Changes brain’s structure
Prolonged stress leads to changes in the balance between the white and grey matter in the brain leading to lasting changes in the brain’s structure. This imbalance in the white and grey matter in the brain is one of the brain abnormalities observed in people suffering from post-traumatic stress disorder.
Kills brain cells
Stress can kill brain cells. One study found that a single socially-stress event could kill neurons in the brain’s hippocampus. The hippocampus is the part of the brain heavily associated with memory, learning, and emotion. It’s one of the areas where the formation of new brain cells occurs throughout life.
Even among healthy people, prolonged stress can lead to a shrinkage in the brain, particularly in the areas associated with memory, metabolism, and emotions. It can lead to a shrinkage in the grey matter in the prefrontal cortex which plays a role in self-control and emotions. This accumulation of stressful events then has the effect of making it even more challenging for individuals to deal with future stress.
Increase the size of your amygdala
The amygdala is a part of the brain that plays a crucial role in processing emotions. Prolonged stress can lead to an increase in the size of the amygdala which makes the brain always in a state of fight or flight. The brain is constantly primed to look for threats which means it feels like you’re constantly under attack which leads to feeling even more stressed out.
Compromise memory and attention
Stress triggers the release of a variety of hormones including cortisol. Prolonged stress leads to elevated cortisol levels which can damage the brain’s hippocampus. The hippocampus is critical for long-term memory and learning. Studies show that people with higher levels of cortisol have poorer memory. High levels of cortisol can also damage the prefrontal cortex which is essential for focused attention and executive function. Executive function refers to cognitive processes that allow you to plan, organize, solve problems, engage in flexible thinking, and control your impulses.
Stress leads to an increase in heart rate and blood pressure. Prolonged stress over months and years can lead to high blood pressure. It can also lead to fat accumulation, insulin resistance, and greater systemic inflammation. Over time it can lead to the narrowing of blood vessels, and heightened blood clotting raising the risk of cardiac events.

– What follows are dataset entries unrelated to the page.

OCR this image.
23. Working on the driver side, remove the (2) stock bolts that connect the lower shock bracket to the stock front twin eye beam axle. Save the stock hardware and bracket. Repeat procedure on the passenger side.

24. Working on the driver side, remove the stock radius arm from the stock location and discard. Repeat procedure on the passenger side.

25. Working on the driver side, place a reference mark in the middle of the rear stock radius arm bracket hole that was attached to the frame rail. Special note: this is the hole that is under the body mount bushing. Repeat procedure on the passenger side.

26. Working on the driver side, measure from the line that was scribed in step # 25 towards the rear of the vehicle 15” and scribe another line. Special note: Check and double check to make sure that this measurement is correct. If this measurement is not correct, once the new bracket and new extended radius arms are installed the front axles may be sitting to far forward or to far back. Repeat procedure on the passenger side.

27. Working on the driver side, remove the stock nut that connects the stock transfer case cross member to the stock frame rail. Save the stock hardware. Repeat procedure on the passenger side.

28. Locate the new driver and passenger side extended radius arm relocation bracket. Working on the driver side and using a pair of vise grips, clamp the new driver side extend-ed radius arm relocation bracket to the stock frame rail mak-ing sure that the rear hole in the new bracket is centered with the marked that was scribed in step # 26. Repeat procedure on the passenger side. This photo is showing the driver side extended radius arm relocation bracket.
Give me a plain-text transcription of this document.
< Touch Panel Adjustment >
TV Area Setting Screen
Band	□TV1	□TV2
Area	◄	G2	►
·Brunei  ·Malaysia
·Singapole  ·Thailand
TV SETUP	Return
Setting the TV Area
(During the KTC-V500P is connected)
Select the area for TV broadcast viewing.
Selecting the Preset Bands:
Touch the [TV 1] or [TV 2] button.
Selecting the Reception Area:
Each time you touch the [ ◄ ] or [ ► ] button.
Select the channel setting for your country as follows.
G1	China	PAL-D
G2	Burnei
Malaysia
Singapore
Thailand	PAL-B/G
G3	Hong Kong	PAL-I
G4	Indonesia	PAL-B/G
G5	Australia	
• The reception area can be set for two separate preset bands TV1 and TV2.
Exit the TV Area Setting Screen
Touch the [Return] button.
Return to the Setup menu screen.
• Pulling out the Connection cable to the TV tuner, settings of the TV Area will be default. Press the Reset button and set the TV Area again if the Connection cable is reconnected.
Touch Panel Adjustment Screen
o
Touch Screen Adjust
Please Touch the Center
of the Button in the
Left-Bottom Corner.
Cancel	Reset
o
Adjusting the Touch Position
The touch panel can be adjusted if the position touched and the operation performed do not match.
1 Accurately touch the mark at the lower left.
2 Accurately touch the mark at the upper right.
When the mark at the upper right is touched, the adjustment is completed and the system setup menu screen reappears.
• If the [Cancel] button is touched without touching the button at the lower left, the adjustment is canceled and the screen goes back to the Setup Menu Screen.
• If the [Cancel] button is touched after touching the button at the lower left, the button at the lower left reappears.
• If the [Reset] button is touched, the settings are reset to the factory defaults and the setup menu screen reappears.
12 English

Stress can lead to rapid respiration making you feel like you’re out of breath. Shallow, rapid breathing compromises the oxygen your body’s getting which can make you lightheaded and dizzy. Stress can trigger asthma attacks and exacerbate chronic obstructive pulmonary disease (COPD).
High levels of cortisol trigger inflammation which is linked to a variety of illnesses including cardiovascular diseases, dementia, and depression.

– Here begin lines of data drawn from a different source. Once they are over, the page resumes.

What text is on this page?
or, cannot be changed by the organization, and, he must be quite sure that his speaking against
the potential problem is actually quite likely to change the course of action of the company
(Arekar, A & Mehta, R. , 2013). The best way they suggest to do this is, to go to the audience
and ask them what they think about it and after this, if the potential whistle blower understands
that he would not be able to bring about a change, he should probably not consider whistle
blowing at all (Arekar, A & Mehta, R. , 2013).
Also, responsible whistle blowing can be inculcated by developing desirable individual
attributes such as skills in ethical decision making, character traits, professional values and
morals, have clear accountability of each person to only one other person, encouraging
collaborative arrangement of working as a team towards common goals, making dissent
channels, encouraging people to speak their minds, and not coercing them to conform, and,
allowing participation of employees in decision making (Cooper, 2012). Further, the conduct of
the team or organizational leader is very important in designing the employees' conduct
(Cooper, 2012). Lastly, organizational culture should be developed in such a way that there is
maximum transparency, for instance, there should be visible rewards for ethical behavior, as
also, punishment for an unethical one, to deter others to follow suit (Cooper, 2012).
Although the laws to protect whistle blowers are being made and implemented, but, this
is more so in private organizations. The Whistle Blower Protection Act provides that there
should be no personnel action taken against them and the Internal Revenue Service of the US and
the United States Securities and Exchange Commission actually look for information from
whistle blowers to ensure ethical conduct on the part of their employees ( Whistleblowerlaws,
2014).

Stress slows down the emptying of the gut which can make you feel nauseated, bloated, or constipated. One study found a correlation between stress and the flare-ups of Crohn’s disease and ulcerative colitis. Stress can also cause a leaky gut which can in tune cause anxiety and depression.
Stress can cause flare-ups of acne and eczema. When you experience prolonged stress, the skin’s immune system is compromised causing inflammation which worsens skin conditions including hives, psoriasis, and eczema. Stress interferes with the skin’s ability to hold water which triggers the sebaceous glands to produce oil which can cause acne breakouts. In a truly vicious cycle, stress causes breakouts which leads to more stress which exacerbates or prolongs the problem further.